Where software is very helpful is in recognising entities – all instances of a word, for example. It can also make bulk processing possible. Certain types of software are more appropriate to certain types of content – for example highly structured content where patterns tend to repeat will work will with pattern-based software.
Image recognition software is mainly used in law enforcement and commercial applications are limited. Some work has been done on extracting content from captions in videos.

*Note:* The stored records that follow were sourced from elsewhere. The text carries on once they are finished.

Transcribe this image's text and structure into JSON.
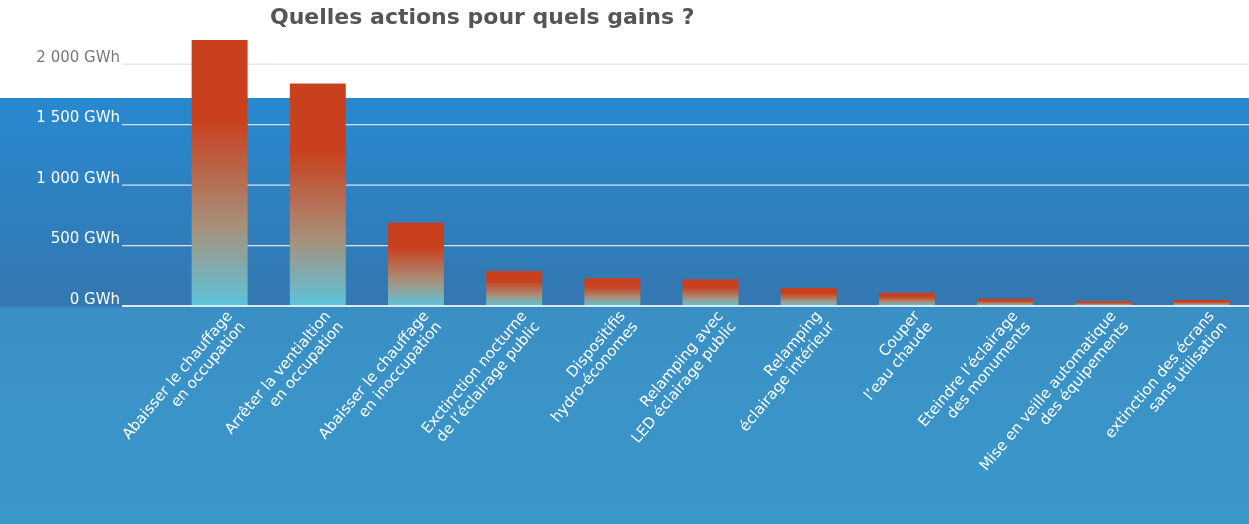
{
  "chart_data": {
    "type": "bar",
    "title": "Quelles actions pour quels gains ?",
    "categories": [
      "Abaisser le chauffage\nen occupation",
      "Arrêter la ventialtion\nen occupation",
      "Abaisser le chauffage\nen inoccupation",
      "Exctinction nocturne\nde l’éclairage public",
      "Dispositifis\nhydro-économes",
      "Relamping avec\nLED éclairage public",
      "Relamping\néclairage intérieur",
      "Couper\nl’eau chaude",
      "Eteindre l’éclairage\ndes monuments",
      "Mise en veille automatique\ndes équipements",
      "extinction des écrans\nsans utilisation"
    ],
    "values": [
      2200,
      1840,
      690,
      290,
      230,
      220,
      150,
      110,
      60,
      40,
      50
    ],
    "color": "#c8401e",
    "ylim": [
      0,
      2200
    ],
    "yticks": [
      {
        "value": 0,
        "label": "0 GWh"
      },
      {
        "value": 500,
        "label": "500 GWh"
      },
      {
        "value": 1000,
        "label": "1 000 GWh"
      },
      {
        "value": 1500,
        "label": "1 500 GWh"
      },
      {
        "value": 2000,
        "label": "2 000 GWh"
      }
    ],
    "grid": "y"
  }
}
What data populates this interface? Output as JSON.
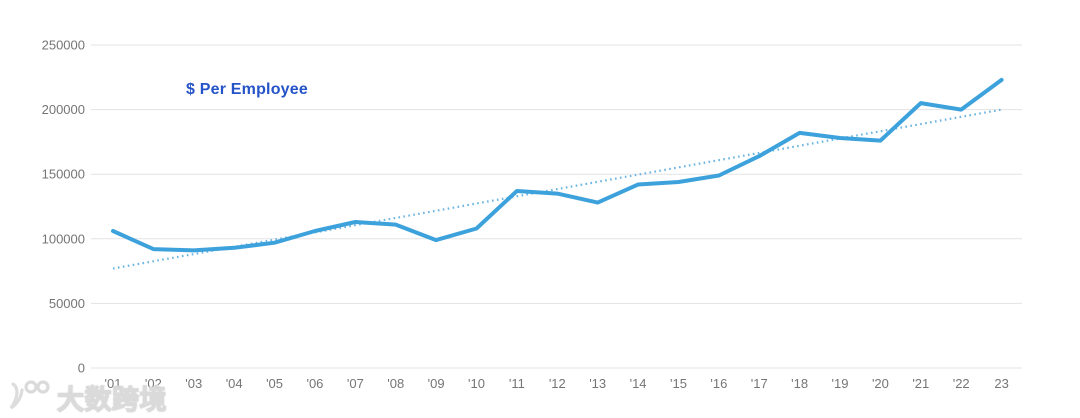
{
  "chart_data": {
    "type": "line",
    "title": "$ Per Employee",
    "title_color": "#2553c8",
    "x_labels": [
      "'01",
      "'02",
      "'03",
      "'04",
      "'05",
      "'06",
      "'07",
      "'08",
      "'09",
      "'10",
      "'11",
      "'12",
      "'13",
      "'14",
      "'15",
      "'16",
      "'17",
      "'18",
      "'19",
      "'20",
      "'21",
      "'22",
      "23"
    ],
    "series": [
      {
        "name": "dollars-per-employee",
        "style": "solid",
        "color": "#3da2dc",
        "values": [
          106000,
          92000,
          91000,
          93000,
          97000,
          106000,
          113000,
          111000,
          99000,
          108000,
          137000,
          135000,
          128000,
          142000,
          144000,
          149000,
          164000,
          182000,
          178000,
          176000,
          205000,
          200000,
          223000
        ]
      },
      {
        "name": "linear-trend",
        "style": "dotted",
        "color": "#69b4e2",
        "start_value": 77000,
        "end_value": 200000
      }
    ],
    "ylim": [
      0,
      250000
    ],
    "y_ticks": [
      0,
      50000,
      100000,
      150000,
      200000,
      250000
    ],
    "y_tick_labels": [
      "0",
      "50000",
      "100000",
      "150000",
      "200000",
      "250000"
    ],
    "grid": "horizontal",
    "gridline_color": "#e3e3e3",
    "axis_label_color": "#757575",
    "legend": "none"
  },
  "watermark": {
    "logo": "100",
    "text": "大数跨境"
  }
}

Preservation, the Archive, and the Working Library
Sue Malden Media Archive consultant, Chair of FOCAL International
Roger Roberts, Head of Cultural Facilities, RTBF
Kevin Price, Chief Operational Officer, BAFTA
BAFTA opened up its archive, which helped it to fulfil its charitable remit of providing access. Metadata is the key to communication between organisations and the outside world. In the future files will be insignificant, and rich context linked objects will be the norm.
Gaining investment for metadata projects is always difficult. Libraries tend to focus on exploitation of resources and archives on preservation, but that distinction does not necessarily remain valid in the digital world. Granularity is an issue when dealing with films, but standards have been developed to govern the use of metadata to describe scenes and clips.
Jeremy Bentley from Smart Logic talked about Semaphore, their award winning taxonomy and classification support for the Google Appliance. Semaphore presents users with the familiar Google interface but can then suggest broader and narrower term options, or suggest similar terms if the search has returned no results, based on the underlying taxonomy.
Finnur Magnusson from Vyre described their Unify taxonomy management software, which is used by many major commercial companies to support a range of operation processes from catalogue creation and online advertising to content and records management.
Petra Tant from aDAM described their “media intelligent” digital asset management software.